In all that time, she's had only 12 complaints. And, her opt-out rate is practically nil.
“I'm very proud of that. Our customers really want to hear what we have to tell them,” said Barone, CEO of Smithtown, NY-based Uniquely Me.
The newsletter reads like a community site, with submissions from readers and a column from a plus-size actress and model detailing her bi-coastal jet-setting, as well as promotions.
Though she doesn't yet track conversion rates, e-newsletter recipients deliver a phenomenal 20% clickthrough to the Web site, according to Uniquely Me's e-mail provider Mindshare Design Inc.
“When you build your list responsibly and cater to the actual needs of your customers, you get a higher open rate and a lower churn rate,” said Ted Bernard, head of the standards and practices department at Mindshare. The San Francisco company believes so strongly in the future of opt-in that it refuses to take on a client unless they follow the same acquisition procedures as Barone.

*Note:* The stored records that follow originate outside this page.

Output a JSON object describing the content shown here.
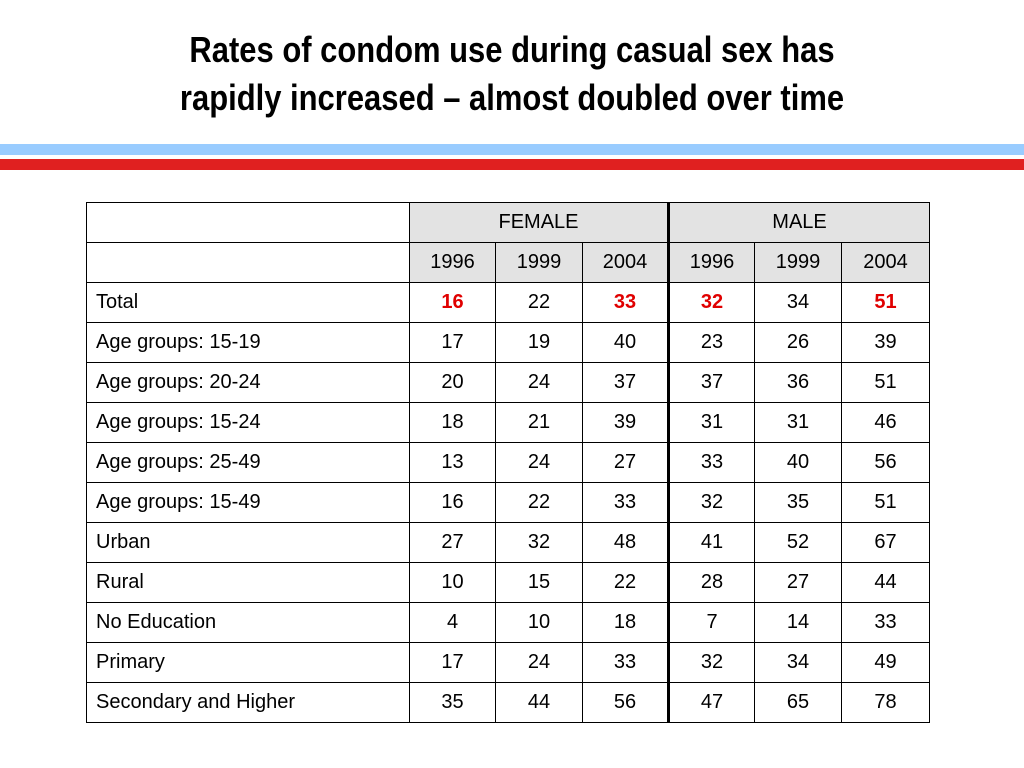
{
  "title_lines": [
    "Rates of condom use during casual sex has",
    "rapidly increased – almost doubled over time"
  ],
  "colors": {
    "top_rule": "#99ccff",
    "bottom_rule": "#e02020",
    "header_fill": "#e3e3e3",
    "highlight": "#e00000"
  },
  "chart_data": {
    "type": "table",
    "groups": [
      {
        "name": "FEMALE",
        "years": [
          "1996",
          "1999",
          "2004"
        ]
      },
      {
        "name": "MALE",
        "years": [
          "1996",
          "1999",
          "2004"
        ]
      }
    ],
    "rows": [
      {
        "label": "Total",
        "values": [
          "16",
          "22",
          "33",
          "32",
          "34",
          "51"
        ],
        "highlight": [
          true,
          false,
          true,
          true,
          false,
          true
        ]
      },
      {
        "label": "Age groups: 15-19",
        "values": [
          "17",
          "19",
          "40",
          "23",
          "26",
          "39"
        ]
      },
      {
        "label": "Age groups: 20-24",
        "values": [
          "20",
          "24",
          "37",
          "37",
          "36",
          "51"
        ]
      },
      {
        "label": "Age groups: 15-24",
        "values": [
          "18",
          "21",
          "39",
          "31",
          "31",
          "46"
        ]
      },
      {
        "label": "Age groups: 25-49",
        "values": [
          "13",
          "24",
          "27",
          "33",
          "40",
          "56"
        ]
      },
      {
        "label": "Age groups: 15-49",
        "values": [
          "16",
          "22",
          "33",
          "32",
          "35",
          "51"
        ]
      },
      {
        "label": "Urban",
        "values": [
          "27",
          "32",
          "48",
          "41",
          "52",
          "67"
        ]
      },
      {
        "label": "Rural",
        "values": [
          "10",
          "15",
          "22",
          "28",
          "27",
          "44"
        ]
      },
      {
        "label": "No Education",
        "values": [
          "4",
          "10",
          "18",
          "7",
          "14",
          "33"
        ]
      },
      {
        "label": "Primary",
        "values": [
          "17",
          "24",
          "33",
          "32",
          "34",
          "49"
        ]
      },
      {
        "label": "Secondary and Higher",
        "values": [
          "35",
          "44",
          "56",
          "47",
          "65",
          "78"
        ]
      }
    ]
  }
}
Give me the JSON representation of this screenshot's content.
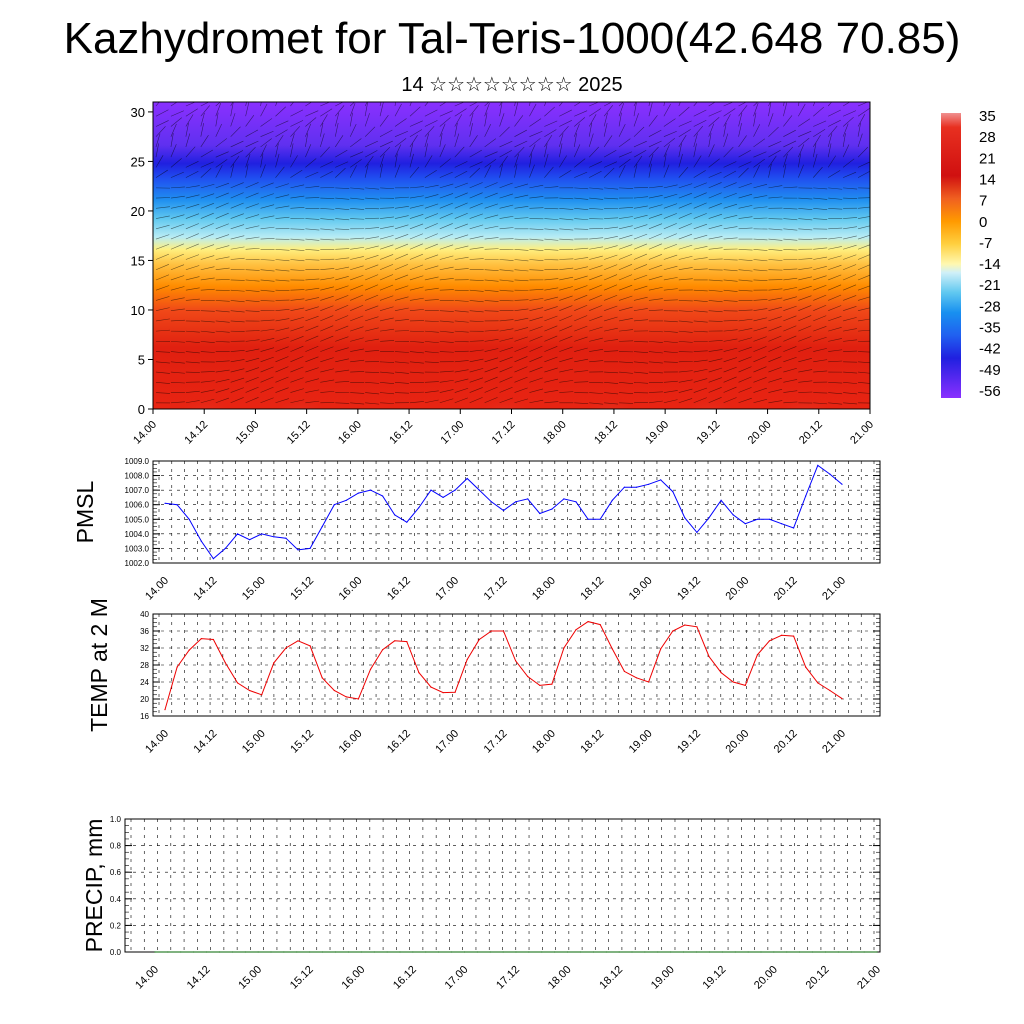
{
  "header": {
    "title": "Kazhydromet for Tal-Teris-1000(42.648 70.85)",
    "subtitle": "14 ☆☆☆☆☆☆☆☆ 2025"
  },
  "time_ticks": [
    "14.00",
    "14.12",
    "15.00",
    "15.12",
    "16.00",
    "16.12",
    "17.00",
    "17.12",
    "18.00",
    "18.12",
    "19.00",
    "19.12",
    "20.00",
    "20.12",
    "21.00"
  ],
  "chart_data": [
    {
      "type": "heatmap",
      "title": "",
      "xlabel": "",
      "ylabel": "",
      "x_ticks": [
        "14.00",
        "14.12",
        "15.00",
        "15.12",
        "16.00",
        "16.12",
        "17.00",
        "17.12",
        "18.00",
        "18.12",
        "19.00",
        "19.12",
        "20.00",
        "20.12",
        "21.00"
      ],
      "y_ticks": [
        0,
        5,
        10,
        15,
        20,
        25,
        30
      ],
      "ylim": [
        0,
        31
      ],
      "colorbar_labels": [
        35,
        28,
        21,
        14,
        7,
        0,
        -7,
        -14,
        -21,
        -28,
        -35,
        -42,
        -49,
        -56
      ],
      "colorbar_range": [
        -60,
        38
      ],
      "description_layers": "temperature shading with wind vectors",
      "temperature_bands": [
        {
          "height": 0,
          "value": 33
        },
        {
          "height": 5,
          "value": 27
        },
        {
          "height": 9,
          "value": 20
        },
        {
          "height": 12,
          "value": 8
        },
        {
          "height": 16,
          "value": -7
        },
        {
          "height": 19,
          "value": -24
        },
        {
          "height": 22,
          "value": -36
        },
        {
          "height": 25,
          "value": -52
        },
        {
          "height": 28,
          "value": -58
        },
        {
          "height": 31,
          "value": -60
        }
      ],
      "colors": {
        "hot": "#e02010",
        "warm": "#ff8c00",
        "mild": "#ffe060",
        "cool": "#a0e0f0",
        "cold": "#2080ff",
        "frigid": "#2020e0",
        "extreme": "#8030ff"
      }
    },
    {
      "type": "line",
      "ylabel": "PMSL",
      "ylim": [
        1002.0,
        1009.0
      ],
      "y_ticks": [
        "1002.0",
        "1003.0",
        "1004.0",
        "1005.0",
        "1006.0",
        "1007.0",
        "1008.0",
        "1009.0"
      ],
      "x_ticks": [
        "14.00",
        "14.12",
        "15.00",
        "15.12",
        "16.00",
        "16.12",
        "17.00",
        "17.12",
        "18.00",
        "18.12",
        "19.00",
        "19.12",
        "20.00",
        "20.12",
        "21.00"
      ],
      "color": "#0000ff",
      "series": [
        {
          "values": [
            1006.1,
            1006.0,
            1005.0,
            1003.5,
            1002.3,
            1003.0,
            1004.0,
            1003.6,
            1004.0,
            1003.8,
            1003.7,
            1002.9,
            1003.0,
            1004.5,
            1006.0,
            1006.3,
            1006.8,
            1007.0,
            1006.6,
            1005.3,
            1004.8,
            1005.8,
            1007.0,
            1006.5,
            1007.0,
            1007.8,
            1007.0,
            1006.2,
            1005.6,
            1006.2,
            1006.4,
            1005.4,
            1005.7,
            1006.4,
            1006.2,
            1005.0,
            1005.0,
            1006.3,
            1007.2,
            1007.2,
            1007.4,
            1007.7,
            1006.9,
            1005.1,
            1004.1,
            1005.1,
            1006.3,
            1005.3,
            1004.7,
            1005.0,
            1005.0,
            1004.7,
            1004.4,
            1006.6,
            1008.7,
            1008.1,
            1007.4
          ]
        }
      ]
    },
    {
      "type": "line",
      "ylabel": "TEMP at 2 M",
      "ylim": [
        16,
        40
      ],
      "y_ticks": [
        "16",
        "20",
        "24",
        "28",
        "32",
        "36",
        "40"
      ],
      "x_ticks": [
        "14.00",
        "14.12",
        "15.00",
        "15.12",
        "16.00",
        "16.12",
        "17.00",
        "17.12",
        "18.00",
        "18.12",
        "19.00",
        "19.12",
        "20.00",
        "20.12",
        "21.00"
      ],
      "color": "#ee0000",
      "series": [
        {
          "values": [
            17.5,
            27.5,
            31.5,
            34.2,
            34.0,
            28.5,
            23.8,
            22.0,
            21.0,
            28.5,
            32.0,
            33.7,
            32.5,
            25.0,
            22.0,
            20.5,
            20.0,
            27.0,
            31.6,
            33.7,
            33.5,
            26.2,
            22.8,
            21.5,
            21.6,
            29.3,
            34.0,
            36.0,
            36.0,
            29.0,
            25.3,
            23.2,
            23.5,
            32.0,
            36.3,
            38.2,
            37.5,
            31.8,
            26.5,
            25.0,
            24.0,
            31.8,
            36.0,
            37.4,
            37.0,
            30.0,
            26.2,
            24.0,
            23.2,
            30.4,
            33.7,
            35.0,
            34.8,
            27.5,
            23.8,
            22.0,
            20.1
          ]
        }
      ]
    },
    {
      "type": "line",
      "ylabel": "PRECIP, mm",
      "ylim": [
        0.0,
        1.0
      ],
      "y_ticks": [
        "0.0",
        "0.2",
        "0.4",
        "0.6",
        "0.8",
        "1.0"
      ],
      "x_ticks": [
        "14.00",
        "14.12",
        "15.00",
        "15.12",
        "16.00",
        "16.12",
        "17.00",
        "17.12",
        "18.00",
        "18.12",
        "19.00",
        "19.12",
        "20.00",
        "20.12",
        "21.00"
      ],
      "color": "#006400",
      "series": [
        {
          "values": [
            0,
            0,
            0,
            0,
            0,
            0,
            0,
            0,
            0,
            0,
            0,
            0,
            0,
            0,
            0,
            0,
            0,
            0,
            0,
            0,
            0,
            0,
            0,
            0,
            0,
            0,
            0,
            0,
            0,
            0,
            0,
            0,
            0,
            0,
            0,
            0,
            0,
            0,
            0,
            0,
            0,
            0,
            0,
            0,
            0,
            0,
            0,
            0,
            0,
            0,
            0,
            0,
            0,
            0,
            0,
            0,
            0
          ]
        }
      ]
    }
  ]
}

The house file is so responsive that Barone has added two more Web sites for women size 12 or larger, based on what customers and other visitors to the site tell her.

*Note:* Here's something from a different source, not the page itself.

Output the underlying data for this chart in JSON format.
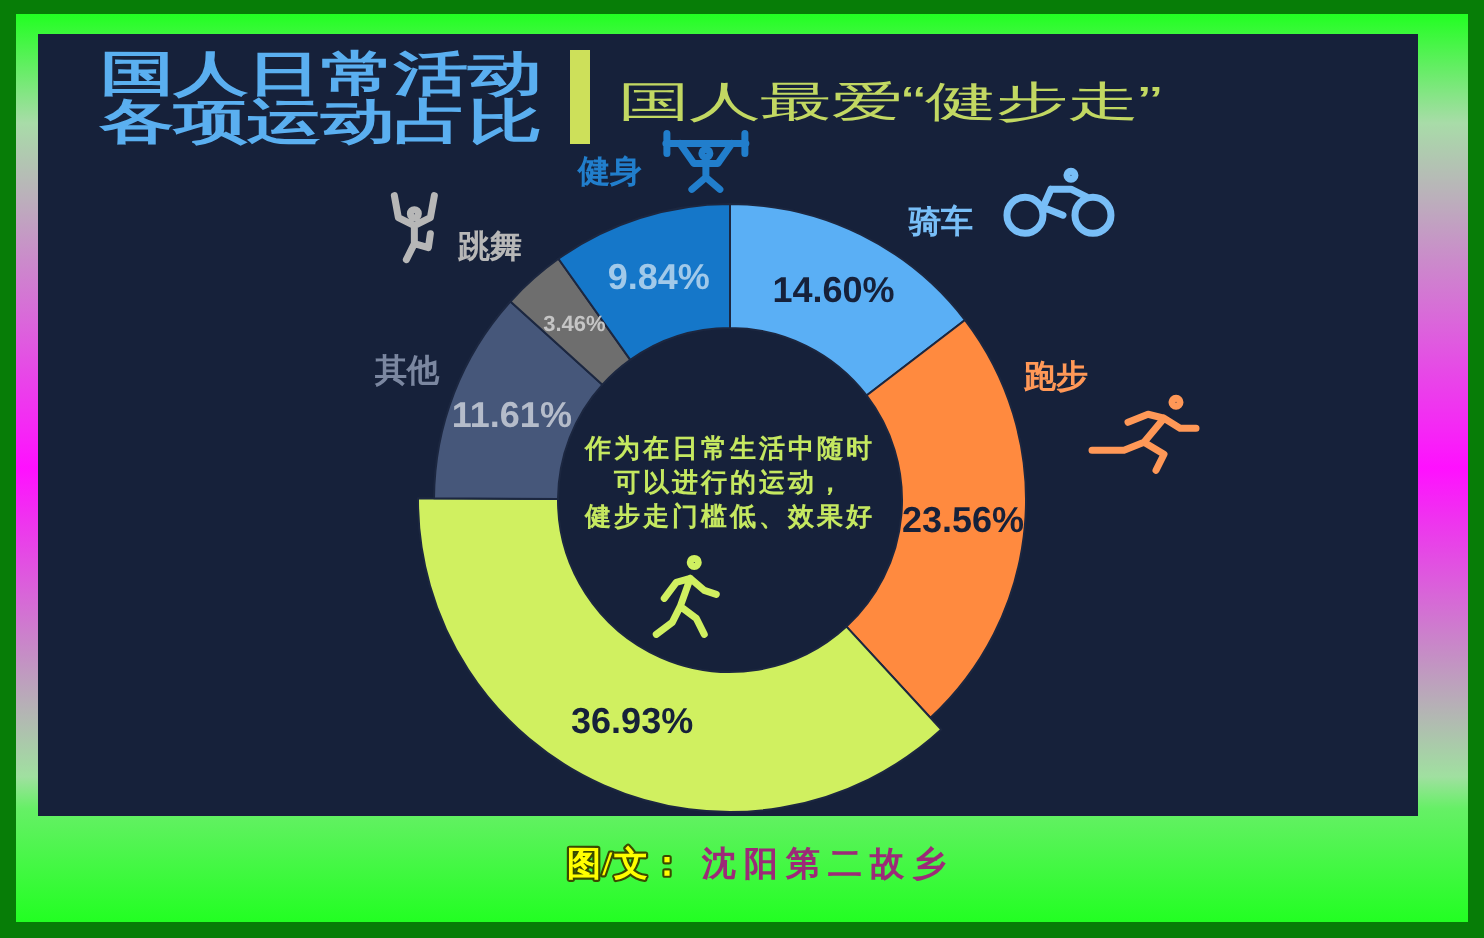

“We get over 1 million hits a month on all three sites,” Barone said. “Just for uniquelyme.com, on a monthly basis, more than 85% are return users.”
She won't reveal revenue, but said she did “as much business in the first 60 days of 2002 as in all of 2001.”
Barone sees much opportunity. In 2001, more than one-third of American women (36.8%) purchased a size 14 or larger, according to market research firm NPD Group.
“These women want cute stuff so badly…instead of grandma clothes,” Barone said. “There are a lot of designers out there for this market, but consumers can't find them.”
Now Barone is trying to remedy that.
Uniquelyme.com is a portal for other merchants of plus-size clothing. Barone collects the top fashions for each type of apparel on Web pages so visitors who are looking for, say, swimsuits, can click on the photograph of the suit they like and go straight to the Web site that carries it. J.Jill, Coldwater Creek, Nordstrom, Spiegel Shop4U and Zaftique, among dozens of others, place a button on the Uniquelyme.com home page that clicks to their Web sites. They pay Uniquely Me a commission of between 5% and 20% on each sale.
Visitors flocked to the button that asked their opinion about the offerings. Some 10% also routinely respond to profiles and surveys asking their size, what items comprise their wardrobe, what specific clothing they are searching for, how much they want to pay, their age, profession and annual income.
In April 2001, Barone and her sister, co-owner Cheryl Anderson, who runs the call center, warehouse and other operations from Edwardsville, IL, debuted Alwaysforme.com, an e-commerce site featuring items customers told them were the hardest to locate: bras and panties, lingerie, swimwear, social occasion and daytime dresses and a few business suits.
Barone contacted designers and manufacturers to produce the garments customers clamored for. “We found out from our surveys what styles they wanted and what they wanted to pay, and ordered [what] we needed,” Barone said. “We will never be a department store on the Web. We will cater to what our women say are hard to find.”
Last March, the partners started Plussizeliving.com, where plus-size businesses — retailers, designers, manufacturers and entrepreneurs — can market through the site. They pay to advertise. In September, a catalog-listing program rolled out on plussizeliving.com, in which customers go through a five-step process and complete a profile to order a catalog. “If customers go that far, they really want your catalog,” Barone pointed out.
Since Barone doesn't rent e-mail lists, she drives people to her sites with search engine marketing. By optimizing over 100 plus-size terms on her sites, Uniquelyme.com comes up high on the list of search results at Yahoo! and Google.